Fahmida Riaz. I don’t think so. There are many contemporary writers with universal appeal but we need to wait a while before their novels evolve into classics because contemporary age can never declare any work to be classic. I would like to mention some novels here, such as Maila Anchal by Shiri Ram Shukla, the author of Rag Darbari, and Kiran Desai's Inheritance of Loss. The latter is about the interaction between India and the United States. I feel this is a theme close to myself -- what the colonisers left behind, the Subcontinent‘s inner struggles, its contradictions, its physical reality and diversity. It is a lovely novel. What a wonderful writer! Similarly, Orhan Pamuk's Snow is captivating. It tells you a lot about the Muslim confrontation with the West. Then there is The God of Small Things by Arundhati Roy, an absorbing novel. Pakistani literature does not have novels like that yet -- or maybe I have not read them.

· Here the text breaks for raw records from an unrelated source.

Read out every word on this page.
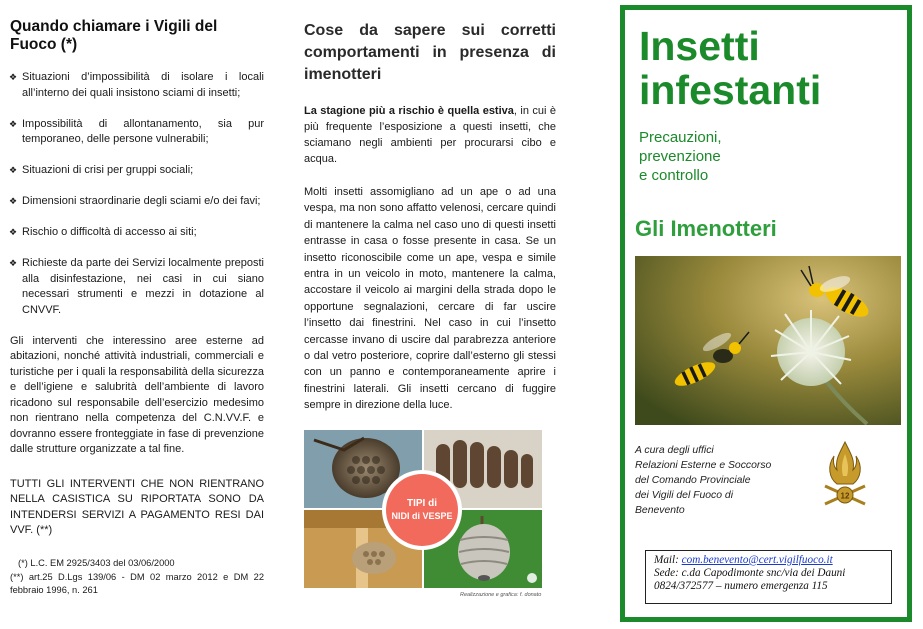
Quando chiamare i Vigili del Fuoco (*)
❖ Situazioni d’impossibilità di isolare i locali all’interno dei quali insistono sciami di insetti;
❖ Impossibilità di allontanamento, sia pur temporaneo, delle persone vulnerabili;
❖ Situazioni di crisi per gruppi sociali;
❖ Dimensioni straordinarie degli sciami e/o dei favi;
❖ Rischio o difficoltà di accesso ai siti;
❖ Richieste da parte dei Servizi localmente preposti alla disinfestazione, nei casi in cui siano necessari strumenti e mezzi in dotazione al CNVVF.

Gli interventi che interessino aree esterne ad abitazioni, nonché attività industriali, commerciali e turistiche per i quali la responsabilità della sicurezza e dell’igiene e salubrità dell’ambiente di lavoro ricadono sul responsabile dell’esercizio medesimo non rientrano nella competenza del C.N.VV.F. e dovranno essere fronteggiate in fase di prevenzione dalle strutture organizzate a tal fine.

TUTTI GLI INTERVENTI CHE NON RIENTRANO NELLA CASISTICA SU RIPORTATA SONO DA INTENDERSI SERVIZI A PAGAMENTO RESI DAI VVF. (**)

(*) L.C. EM 2925/3403 del 03/06/2000

(**) art.25 D.Lgs 139/06 - DM 02 marzo 2012 e DM 22 febbraio 1996, n. 261

Cose da sapere sui corretti comportamenti in presenza di imenotteri

La stagione più a rischio è quella estiva, in cui è più frequente l’esposizione a questi insetti, che sciamano negli ambienti per procurarsi cibo e acqua.

Molti insetti assomigliano ad un ape o ad una vespa, ma non sono affatto velenosi, cercare quindi di mantenere la calma nel caso uno di questi insetti entrasse in casa o fosse presente in casa. Se un insetto riconoscibile come un ape, vespa e simile entra in un veicolo in moto, mantenere la calma, accostare il veicolo ai margini della strada dopo le opportune segnalazioni, cercare di far uscire l’insetto dai finestrini. Nel caso in cui l’insetto cercasse invano di uscire dal parabrezza anteriore o dal vetro posteriore, coprire dall’esterno gli stessi con un panno e contemporaneamente aprire i finestrini laterali. Gli insetti cercano di fuggire sempre in direzione della luce.

TIPI di
NIDI di VESPE
Realizzazione e grafica: f. donato
Insetti
infestanti
Precauzioni,
prevenzione
e controllo
Gli Imenotteri
A cura degli uffici
Relazioni Esterne e Soccorso
del Comando Provinciale
dei Vigili del Fuoco di
Benevento
12
Mail: com.benevento@cert.vigilfuoco.it
Sede: c.da Capodimonte snc/via dei Dauni
0824/372577 – numero emergenza 115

Amar Sindhu. Where does Pakistani literature stand now?
Fahmida Riaz. In novels, we are far [behind the rest of the world]. In native languages, we may have some names -- for example, we have this fantastic short Sindhi novel Odah (A Blazing Fire) by Haleem Brohi. It is a minor classic about male sexuality and about the sexual act turning into a terrible mental torture. It has unforgettable sentences such as, “I am walking, endlessly, in this thick white marsh, under a mercilessly blazing sun.” In poetry, we have great names such as Faiz, Shaikh Ayaz, Ahmad Nadeem Qasmi, Majeed Amjad, Munir Niazi, Atta Shad, Gul Khan Naseer. Among the current crop of poets, we have names like Amar Sindhu and Harris Khalique. In short stories, we have names such as Naseem Kharal (Sindhi), Khalida Hussain and Hajira Masroor. Ali Akbar Natiq is also writing good short stories.
Amar Sindhu. The Pakistani English novel is meant only to attract western readers. Would you agree?

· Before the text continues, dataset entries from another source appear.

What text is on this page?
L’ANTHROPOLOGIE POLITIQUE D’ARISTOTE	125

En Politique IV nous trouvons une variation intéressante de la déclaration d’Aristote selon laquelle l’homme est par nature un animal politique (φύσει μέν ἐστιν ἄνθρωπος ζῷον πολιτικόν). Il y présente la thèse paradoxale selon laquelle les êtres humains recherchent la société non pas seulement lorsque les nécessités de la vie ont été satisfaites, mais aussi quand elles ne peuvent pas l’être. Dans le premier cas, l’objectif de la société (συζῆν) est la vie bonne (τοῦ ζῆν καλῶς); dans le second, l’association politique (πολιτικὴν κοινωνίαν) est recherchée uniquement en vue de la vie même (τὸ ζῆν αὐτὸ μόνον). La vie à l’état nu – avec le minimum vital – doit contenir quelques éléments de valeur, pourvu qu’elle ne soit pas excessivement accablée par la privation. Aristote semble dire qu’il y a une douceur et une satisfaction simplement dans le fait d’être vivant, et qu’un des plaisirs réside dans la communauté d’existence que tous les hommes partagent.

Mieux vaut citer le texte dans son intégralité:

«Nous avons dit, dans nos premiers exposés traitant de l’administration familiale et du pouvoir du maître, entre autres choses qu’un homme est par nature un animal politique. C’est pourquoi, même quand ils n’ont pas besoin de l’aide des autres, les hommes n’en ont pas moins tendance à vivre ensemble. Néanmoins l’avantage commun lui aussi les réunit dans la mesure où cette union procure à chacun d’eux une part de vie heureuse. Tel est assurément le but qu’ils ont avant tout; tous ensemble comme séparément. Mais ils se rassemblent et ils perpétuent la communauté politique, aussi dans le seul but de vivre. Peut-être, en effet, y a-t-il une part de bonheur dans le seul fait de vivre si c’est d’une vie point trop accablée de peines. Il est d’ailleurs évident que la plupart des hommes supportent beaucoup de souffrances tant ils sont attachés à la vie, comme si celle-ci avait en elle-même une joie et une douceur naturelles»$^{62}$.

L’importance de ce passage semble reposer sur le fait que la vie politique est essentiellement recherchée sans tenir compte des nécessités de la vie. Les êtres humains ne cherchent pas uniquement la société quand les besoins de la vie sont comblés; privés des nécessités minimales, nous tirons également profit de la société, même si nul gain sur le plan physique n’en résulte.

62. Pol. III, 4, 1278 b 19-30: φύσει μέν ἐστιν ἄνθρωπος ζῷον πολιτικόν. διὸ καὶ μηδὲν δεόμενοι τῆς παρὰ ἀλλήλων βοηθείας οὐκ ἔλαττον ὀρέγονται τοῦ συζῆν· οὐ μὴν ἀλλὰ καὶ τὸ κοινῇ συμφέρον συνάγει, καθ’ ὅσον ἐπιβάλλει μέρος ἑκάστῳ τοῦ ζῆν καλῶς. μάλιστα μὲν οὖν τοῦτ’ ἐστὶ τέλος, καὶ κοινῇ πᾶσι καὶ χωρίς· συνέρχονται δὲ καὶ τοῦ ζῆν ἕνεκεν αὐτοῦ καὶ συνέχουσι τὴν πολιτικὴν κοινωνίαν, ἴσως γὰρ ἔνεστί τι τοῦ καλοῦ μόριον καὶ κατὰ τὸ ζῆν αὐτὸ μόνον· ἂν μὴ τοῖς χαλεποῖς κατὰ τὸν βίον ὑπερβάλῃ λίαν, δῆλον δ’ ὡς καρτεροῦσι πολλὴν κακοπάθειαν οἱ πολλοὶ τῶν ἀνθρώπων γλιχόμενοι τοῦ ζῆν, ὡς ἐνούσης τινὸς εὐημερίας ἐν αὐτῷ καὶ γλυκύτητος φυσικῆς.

Fahmida Riaz. It embarrasses me to see a number of writers raising all kind of objections about English literature -- that is, mostly novels, written by Pakistani authors. I keep wondering if these objections are arising out of sheer jealousy. It is the wrong attitude. They are a young lot and are writing in English because this is the only language they have learnt enough to express themselves effectively. Now the fact is that they do belong to a certain class and their works reflect the ethos and experiences of the well-to-do classes in Pakistan. Yet, exceptions have begun to appear. I read The Reluctant Fundamentalist by Mohsin Hamid and saw the movie too. I think our young Pakistani author has ventured to write about an important subject, and that is just one example. Sulman Rushdie, if he is a Pakistani, or perhaps an Indian-Pakistani, wrote about our history and the politics in Pakistan. Others will come up. Or the same authors may grow more mature with time.

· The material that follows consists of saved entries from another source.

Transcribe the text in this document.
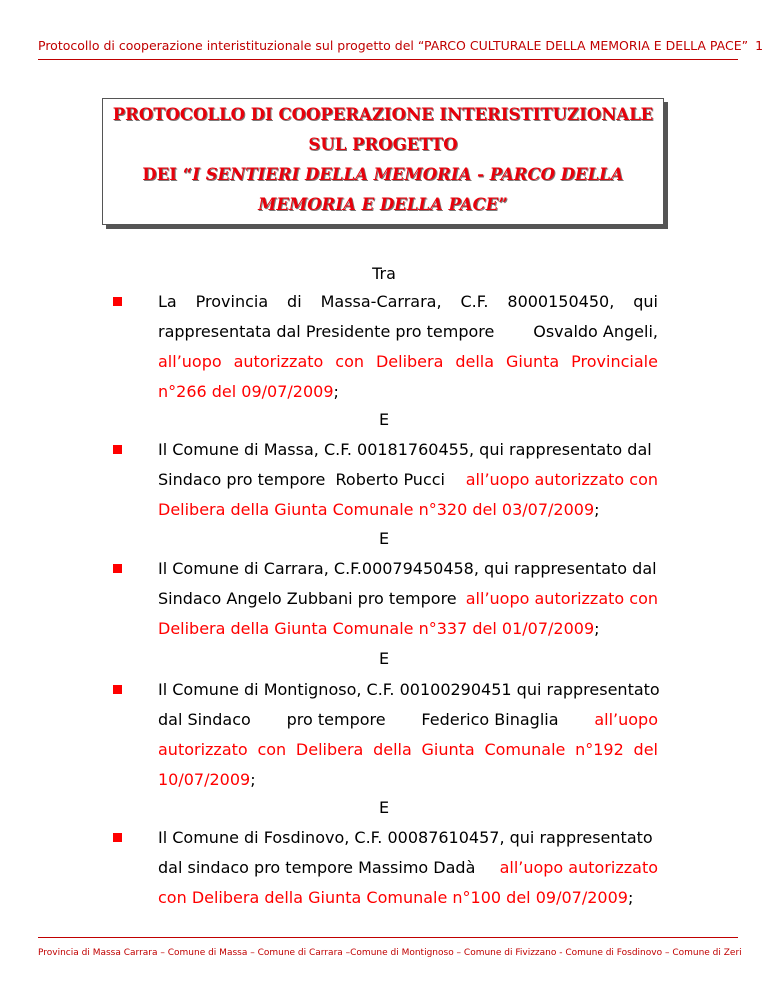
Protocollo di cooperazione interistituzionale sul progetto del “PARCO CULTURALE DELLA MEMORIA E DELLA PACE” 1
PROTOCOLLO DI COOPERAZIONE INTERISTITUZIONALE
SUL PROGETTO
DEI “I SENTIERI DELLA MEMORIA - PARCO DELLA
MEMORIA E DELLA PACE”
Tra
La Provincia di Massa-Carrara, C.F. 8000150450, qui
rappresentata dal Presidente pro tempore Osvaldo Angeli,
all’uopo autorizzato con Delibera della Giunta Provinciale
n°266 del 09/07/2009;
E
Il Comune di Massa, C.F. 00181760455, qui rappresentato dal
Sindaco pro tempore  Roberto Pucci all’uopo autorizzato con
Delibera della Giunta Comunale n°320 del 03/07/2009;
E
Il Comune di Carrara, C.F.00079450458, qui rappresentato dal
Sindaco Angelo Zubbani pro tempore all’uopo autorizzato con
Delibera della Giunta Comunale n°337 del 01/07/2009;
E
Il Comune di Montignoso, C.F. 00100290451 qui rappresentato
dal Sindaco pro tempore Federico Binaglia all’uopo
autorizzato con Delibera della Giunta Comunale n°192 del
10/07/2009;
E
Il Comune di Fosdinovo, C.F. 00087610457, qui rappresentato
dal sindaco pro tempore Massimo Dadà all’uopo autorizzato
con Delibera della Giunta Comunale n°100 del 09/07/2009;
Provincia di Massa Carrara – Comune di Massa – Comune di Carrara –Comune di Montignoso – Comune di Fivizzano - Comune di Fosdinovo – Comune di Zeri
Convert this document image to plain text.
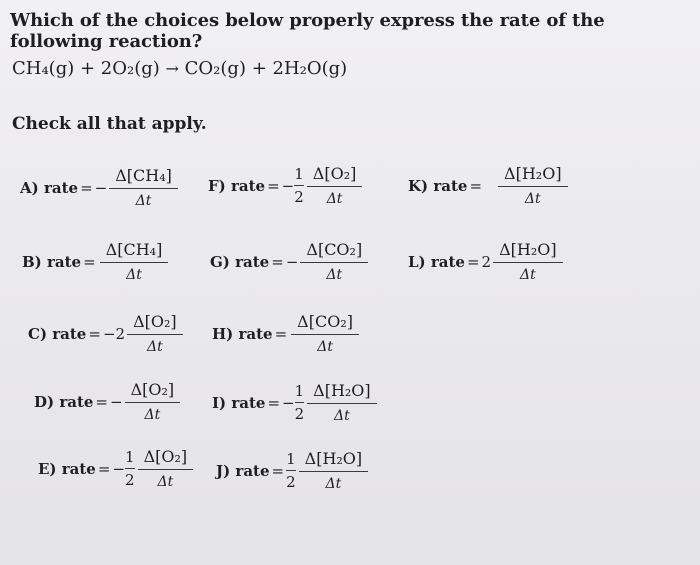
Which of the choices below properly express the rate of the following reaction?
CH₄(g) + 2O₂(g) → CO₂(g) + 2H₂O(g)
Check all that apply.
A) rate = − $\frac{\text{Δ[CH₄]}}{\Delta t}$
B) rate = $\frac{\text{Δ[CH₄]}}{\Delta t}$
C) rate = $-2 \frac{\text{Δ[O₂]}}{\Delta t}$
D) rate = − $\frac{\text{Δ[O₂]}}{\Delta t}$
E) rate = −
1
$2 \frac{\text{Δ[O₂]}}{\Delta t}$
F) rate = −
1
$2 \frac{\text{Δ[O₂]}}{\Delta t}$
G) rate = − $\frac{\text{Δ[CO₂]}}{\Delta t}$
H) rate = $\frac{\text{Δ[CO₂]}}{\Delta t}$
I) rate = −
1
$2 \frac{\text{Δ[H₂O]}}{\Delta t}$
J) rate =
1
$2 \frac{\text{Δ[H₂O]}}{\Delta t}$
K) rate = $\frac{\text{Δ[H₂O]}}{\Delta t}$
L) rate = $2 \frac{\text{Δ[H₂O]}}{\Delta t}$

For instance, Mohammed Hanif’s A Case Of Exploding Mangoes tells you the story of the army takeover of Pakistan and is such a vibrant piece of literature. If our English literature attracts Western attention, what is wrong with that? Surely, there should be more translations from the literature written in Pakistani languages. It may happen in the future. I was absolutely delighted to see Ali Akbar Natiq’s short story translated and published in Granta, the prestigious British literary journal.